How much interest are you seeing from clients in graph databases for Big Data applications?
We haven’t seen that much interest so far, but many use cases strive to analyze relationships between entities, so we believe that as Big Data graph tools mature, they will become more a part of the Big Data architecture.
Are you seeing a much-anticipated shift toward streaming data sources, or is that still in the distance for most shops?
Thus far, our customers have been dabbling with streaming data sources, but it has not been a make-or-break technique for most business requirements. As technology improves and becomes more reliable, that may change, especially in the financial industry.
Is managing a Big Data project materially different from other IT projects? For example, are the prerequisite infrastructure needs more difficult to acquire or perhaps to justify to client management?
Yes, managing a Big Data project is materially different, but probably not for the reasons that you think. The technology complexities can be handled, so this is not the issue. If your project management approach embraces an agile development methodology, you’re in a good place to begin with, because your business counterparts already “get it.” If not, then the most important prerequisite is to secure senior level business buy-in up front, including direct and active involvement. Two key items must be tackled early in the project life: “What is the business problem or opportunity that we are trying to solve?” and “If we focus on delivering business value, how will we measure it and know that we were ultimately successful?” Defining what business value looks like and how it will be measured are key ingredients to ultimate success when launching Big Data initiatives.

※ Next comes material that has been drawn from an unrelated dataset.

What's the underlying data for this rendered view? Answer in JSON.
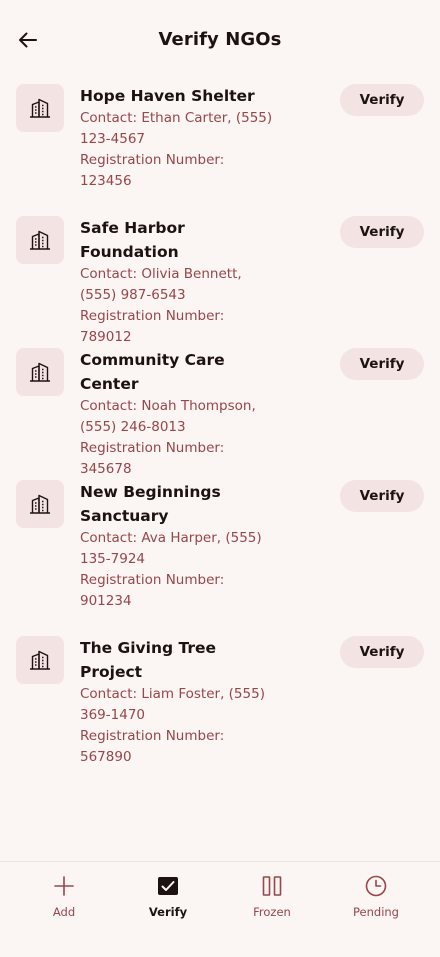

What issues do you anticipate around Big Data security or privacy that are different from previous decades in your lifetime as a firm?
The important part of this question is the ” … that are different … ” segment. The issues related to Big Data security and privacy remain the same, but perhaps the exposure that could result from a data breach is much larger today due to the massive amounts of information that could be accessible via a breach. When implementing Big Data solutions, many companies will opt for a cloud solution, whether private or public (multi-tenant), since the costs are typically much lower than if a company were to put a solution in place themselves. Whenever a company outsources business to a cloud service provider, they worry about data security and privacy; but truth be told, most of the cloud providers today are better at securing data than the companies themselves.
Greg Palmer, an Eliassen Group Big Data business partner, also participated in answering some of these questions. He is the owner of Scalinear, a Big Data firm headquartered in Chantilly, VA.